E. When he was overseas and after he died - I even took a handgun into the downstairs or upstairs bathroom when I soaked in the tub or showered. I put the gun close to my eyeglasses so if I was in the tub/shower upstairs or in the huge downstairs shower... I could reach them both EASILY! That may sound odd but I did it even though I had 2 VERY old dogs after he died who would ALERT me and try to defend me. When I came home alone @ any time, after he died or was overseas... I LOOKED all over the house including the closets even though I had a German Shepherd, a GS mix and/or mutt dogs that were GREAT watch dogs. I always had 1 if not 2 dogs. I called a friend, said that I got home OK in the boonies and they stayed on the line while I checked out the HOUSE.
When I camped and used a shower house - bathroom across from my camper - the OTHER side of the mountain road, creek and woods... I ALWAYS had a 1 or 2 firearms in my shower bag, my bathrobe pocket and/or in my fanny pack. (I did not have a shower in my Coleman pop up camper. I did have a sink and porta potty.) It was never really crowded up there in the Sapphire Mountains when I camped. Sometimes I was the only one there before and after the 'season' started/ended. Desolate. They had a small laundry area there too. I packed when I did my laundry too. The laundry area was right by the bathroom area. The public telephone did NOT always work either - with or without a prepaid calling card. NOT too many cellular telephones worked either. Weird system for sure! I rented a small log cabin with electric/telephone across from where I camped later on... it was super lonely aka desolate there in the fall, winter and early spring. It was one of the most interesting and SEMI HEALING times of my life. This was after he died, I sold out, retired and moved west as we had planned all along.

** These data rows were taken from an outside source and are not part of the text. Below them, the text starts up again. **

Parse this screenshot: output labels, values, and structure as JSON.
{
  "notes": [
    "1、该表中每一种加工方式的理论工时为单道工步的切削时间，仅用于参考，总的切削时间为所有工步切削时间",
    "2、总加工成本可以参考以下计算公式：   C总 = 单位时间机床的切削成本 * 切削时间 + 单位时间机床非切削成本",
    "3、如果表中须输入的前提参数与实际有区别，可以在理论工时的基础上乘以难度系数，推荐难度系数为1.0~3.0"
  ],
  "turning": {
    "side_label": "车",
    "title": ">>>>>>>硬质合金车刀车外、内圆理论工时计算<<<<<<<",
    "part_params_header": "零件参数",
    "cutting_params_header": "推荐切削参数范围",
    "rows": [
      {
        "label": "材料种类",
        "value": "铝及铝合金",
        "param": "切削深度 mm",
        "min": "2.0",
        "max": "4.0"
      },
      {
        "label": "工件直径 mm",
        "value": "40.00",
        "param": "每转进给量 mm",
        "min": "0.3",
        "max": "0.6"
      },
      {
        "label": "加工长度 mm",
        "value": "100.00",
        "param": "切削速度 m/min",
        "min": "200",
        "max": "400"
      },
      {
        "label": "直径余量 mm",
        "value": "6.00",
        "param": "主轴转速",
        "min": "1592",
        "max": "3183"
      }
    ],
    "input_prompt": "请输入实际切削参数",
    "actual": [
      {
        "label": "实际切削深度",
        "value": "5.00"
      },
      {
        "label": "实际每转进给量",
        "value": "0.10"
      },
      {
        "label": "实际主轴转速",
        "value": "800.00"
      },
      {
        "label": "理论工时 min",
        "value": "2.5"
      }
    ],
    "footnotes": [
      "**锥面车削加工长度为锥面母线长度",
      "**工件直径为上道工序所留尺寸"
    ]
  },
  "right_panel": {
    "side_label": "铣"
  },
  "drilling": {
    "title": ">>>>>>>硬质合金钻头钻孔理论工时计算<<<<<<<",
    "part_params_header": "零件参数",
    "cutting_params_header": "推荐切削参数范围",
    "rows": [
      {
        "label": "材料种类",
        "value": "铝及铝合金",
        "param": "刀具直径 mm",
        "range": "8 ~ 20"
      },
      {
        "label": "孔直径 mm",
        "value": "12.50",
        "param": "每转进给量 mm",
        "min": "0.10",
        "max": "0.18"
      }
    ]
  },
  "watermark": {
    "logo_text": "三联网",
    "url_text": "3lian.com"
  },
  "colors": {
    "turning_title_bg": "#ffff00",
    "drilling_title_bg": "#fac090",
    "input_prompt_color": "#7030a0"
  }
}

So to the person who mentioned guns in a BATHROOM... I did do that 'sometimes' in my former big house. I did that ALWAYS when I was the only one on a couple of hundred acres alone too. Bathroom, doing laundry, camping, hiking, log cabin time, driving, etc. Montana gun laws are much different that what I had in a NO CCW former state with a lying RINO Gov! That CCW law was changed AFTER I moved out here. I have not adopted another dog... yet.
I never had children. I rarely had children in my home back east and out here. My guests and FRIENDS almost always CALL first unless it is a super close friend. Unexpected company WAS a rare thing and IS a rare thing for me and/or us. I don't have people go through my 'things' or GUNS in my bedroom or my home office. Why would they even go in those rooms? Unless I ask them in to show them something... there would be no need for them to explore my home, eh? If they are gun friends and they see one of my guns here or there... they do NOT touch it unless they ASK ME FIRST, vice versa, and they KNOW it is LOADED. Even our super close, retired chief deputy, friend who helped me, along with some dear friends, when I had my sales, move some things in the garage and barn... saw one of my guns in my former den... on my oak table. I told him it was loaded and he knew that anyway. He had one just like it which I did not know! So even though he was a retired chief deputy, a gun man and a super close family friend... I would not let him touch it until I unloaded it and handed it to him empty because he wanted to check it out. He, his wife and a few others knew how I had things in my home especially since I became a widow with 2 old dogs back there.
I think that it depends on the person and their own situation on how they handle their self defense issues. I would NOT want to have to run to a basement, a first or second floor, here or there from OUTSIDE to INSIDE and have to UNLOCK something to get to my firearm EVER!
So there you go! Individuals and their own situations for 'protection'.